“Gays love a recession!” said Robert Cogan, a 27-year-old patron of the brand-new East Village gay bar the Hose on the night of Feb. 7.
It was a Saturday night, and he was checking out the scene in the bar’s “back room,” which was, well, a room in the back. More later.
At a little after 2 a.m., the little room was packed. So was the bar. So was the dance floor.
Before Sept. 15, the day the economy was sort of officially declared dunzo, the bar’s location on Avenue B might have recommended itself to a trendy, starkly furnished Asian-fusion bar-resto for investment bankers with a little imagination or Queer Eye on permanent TiVo.
But walking in to the Hose was like walking into a time warp: an East Village gay bar from the last recession. Drinks were sloshing across the bar at breakneck speed; and there was nudity! And scattered smoking! (Though on one recent visit, a patron lighting a cigarette in the back room was told to put it out. “That’s so not sexy,” the bartender scolded.)
“A bunch of us noticed the same thing when we got together on Monday,” said Brian Moylan, the editor of Next Magazine, a gay nightlife guide in New York. “We came in, and we’re like, ‘I went to blah-blah-blah and everything was packed! And my colleague is like, ‘Oh my God! I went to so-and-so and it was packed! And we put it together. Everyone is fucking going out. It’s January—or February now! And the weather is cold. It’s not a time when clubs are full. And people are standing in lines in the cold! That’ll kill your party quicker than anything.”

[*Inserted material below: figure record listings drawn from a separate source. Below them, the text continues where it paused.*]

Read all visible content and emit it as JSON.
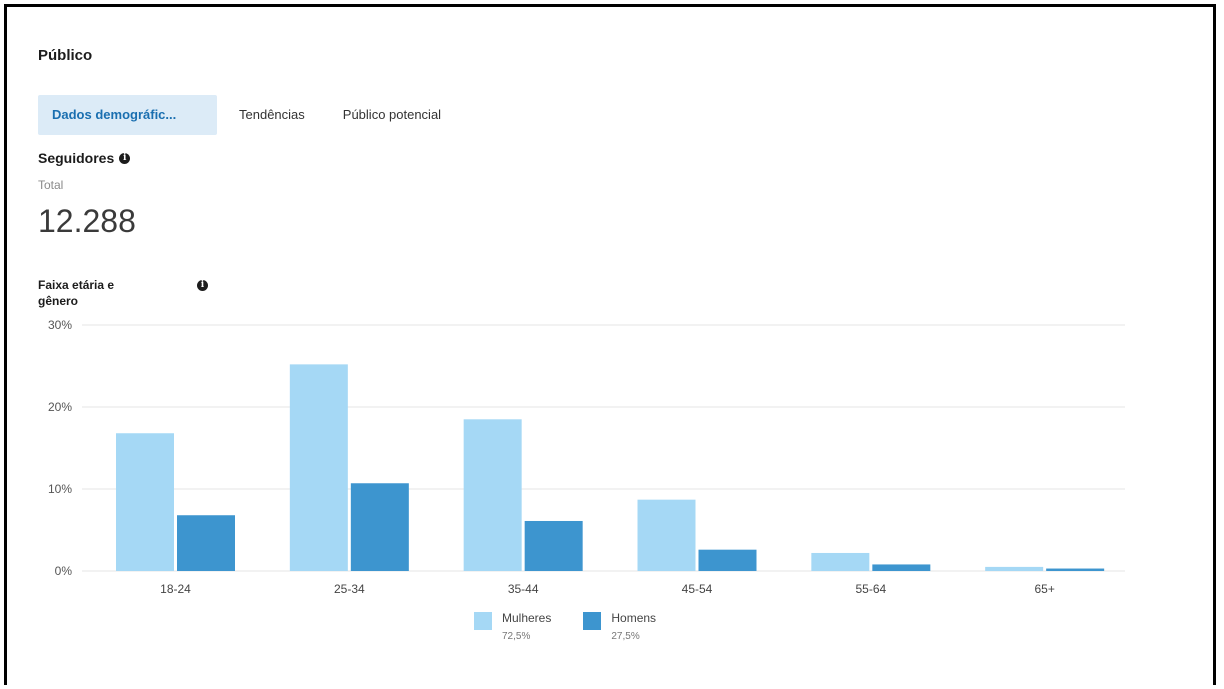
{
  "section_title": "Público",
  "tabs": [
    {
      "label": "Dados demográfic..."
    },
    {
      "label": "Tendências"
    },
    {
      "label": "Público potencial"
    }
  ],
  "followers": {
    "label": "Seguidores",
    "total_label": "Total",
    "total_value": "12.288"
  },
  "chart_title": "Faixa etária e gênero",
  "colors": {
    "women": "#a5d8f5",
    "men": "#3d95cf",
    "accent": "#1a6fb0"
  },
  "chart_data": {
    "type": "bar",
    "categories": [
      "18-24",
      "25-34",
      "35-44",
      "45-54",
      "55-64",
      "65+"
    ],
    "series": [
      {
        "name": "Mulheres",
        "values": [
          16.8,
          25.2,
          18.5,
          8.7,
          2.2,
          0.5
        ]
      },
      {
        "name": "Homens",
        "values": [
          6.8,
          10.7,
          6.1,
          2.6,
          0.8,
          0.3
        ]
      }
    ],
    "ylim": [
      0,
      30
    ],
    "yticks": [
      "0%",
      "10%",
      "20%",
      "30%"
    ],
    "ytick_values": [
      0,
      10,
      20,
      30
    ],
    "grid": true,
    "legend": "bottom-center"
  },
  "legend": [
    {
      "name": "Mulheres",
      "pct": "72,5%"
    },
    {
      "name": "Homens",
      "pct": "27,5%"
    }
  ]
}
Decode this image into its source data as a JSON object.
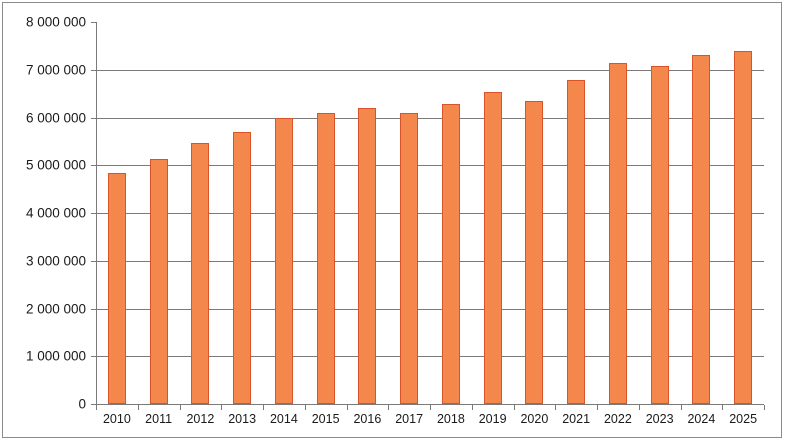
{
  "chart_data": {
    "type": "bar",
    "title": "",
    "xlabel": "",
    "ylabel": "",
    "ylim": [
      0,
      8000000
    ],
    "grid": true,
    "legend": null,
    "categories": [
      "2010",
      "2011",
      "2012",
      "2013",
      "2014",
      "2015",
      "2016",
      "2017",
      "2018",
      "2019",
      "2020",
      "2021",
      "2022",
      "2023",
      "2024",
      "2025"
    ],
    "values": [
      4830000,
      5140000,
      5470000,
      5690000,
      6000000,
      6100000,
      6200000,
      6100000,
      6290000,
      6540000,
      6350000,
      6790000,
      7140000,
      7070000,
      7300000,
      7400000
    ],
    "yticks": [
      0,
      1000000,
      2000000,
      3000000,
      4000000,
      5000000,
      6000000,
      7000000,
      8000000
    ],
    "ytick_labels": [
      "0",
      "1 000 000",
      "2 000 000",
      "3 000 000",
      "4 000 000",
      "5 000 000",
      "6 000 000",
      "7 000 000",
      "8 000 000"
    ],
    "colors": {
      "bar_fill": "#f4874b",
      "bar_border": "#d9542b",
      "grid": "#7a7a7a"
    }
  }
}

“There’s something definitely happening out there,” he continued.
Meanwhile Mr. Cogan was continuing his proclamation.
“I’ll give up nothing!” he said. “You know what’s going to cure the world? It’s people going about their daily business!”
“It’s crazy here!” said Sean Bumgarner, a 34-year-old magazine art director, who is one of the creative talents behind Spank, a xeroxed gay art ’zine (remember those?) that was playing host to the night’s revelry. “We’re definitely in a downturn, and everyone is out.”
Outside these walls, all you hear about is the sagging economy and stimulus packages. Inside, things were … stimulated!
“Wait, is that guy naked?” asked Mark Damien, a 44-year-old writer, whose jaw dropped to the floor when he confirmed his first impression. “Uh, I guess things have loosened up a bit.”
The naked man was named Tony. When asked for two names, he offered, “Naked Tony.”
So, Tony, is the gay scene getting its edge back?
“There are pockets of it,” the 36-year-old murmured.
Over the past few months, while the straight party scene has been left for dead, gay nights and venues look like they are surviving, with new ones sprouting up everywhere. And, in some cases, like this night at the Hose, they really are Events (not vodka promotions!) with Themes! There is buzz! Costumes! Sleaze! There is planning, for a whole week before, aimed at getting into the right place at the perfect time of the night.
“Given the news about the economy that came out of the late summer and fall, when we were in November, I was saying that all of us have to hope for a mild winter,” said Bob Pontarelli, the longtime co-owner of Chelsea gay bar Barracuda and of the very gay-friendly Elmo restaurant on Seventh Avenue. “I was anticipating a perfect storm of cold weather and the economy. And then we had a worse winter than we’ve had in five years. So it’s been very, very, very cold and add to that the recession. But you know what? We haven’t been affected by a percentage point. In some places, we’re doing better. What I was worried about actually hasn’t happened, and it hasn’t affected us.”
According to some of his patrons, the downturn has, if anything, redirected their budgets to Going Out.
“I mean, we’ll skip going out to dinner and go out for drinks instead now,” said Christian, a 27-year-old in fashion PR, to his 27-year-old friend Jon at Barracuda on Friday night.
They both agreed, emphatically, that giving up on their night on the Crawl, whether it be on Eighth Avenue or Avenue A, was not an option.
Michael Formika Jones has been promoting gay-themed parties and nightclub evenings for 18 years in New York, but has found himself without much to do over the last three years.
“Oh I’m loving the recession!” he said. “I’m jumping on this recession bandwagon. I haven’t done a big party. Period. In three years.”
But in the next eight weeks, he’s booked three big events. One of them is at 55 Gansevoort, a two-floor restaurant and a loft apartment above it, as well as a basement bar. It’s always been one of those straight, bottle-service type clubs on weekends before.
“Buh-bye to that!” Mr. Jones chirped. “No more $15 drinks!”
He’ll be opening it up for a Saturday party.
“My take on all of this is after the crackdown with the Giuliani era, it affected the way nightlife was run. A lot of venues had to take the bridge-and-tunnel tourist dollar on Saturday night,” he said. “Now in recession big venues are losing weekend business, so they’re opening up their weekend business to promoters for stuff that wasn’t open to the gays before.”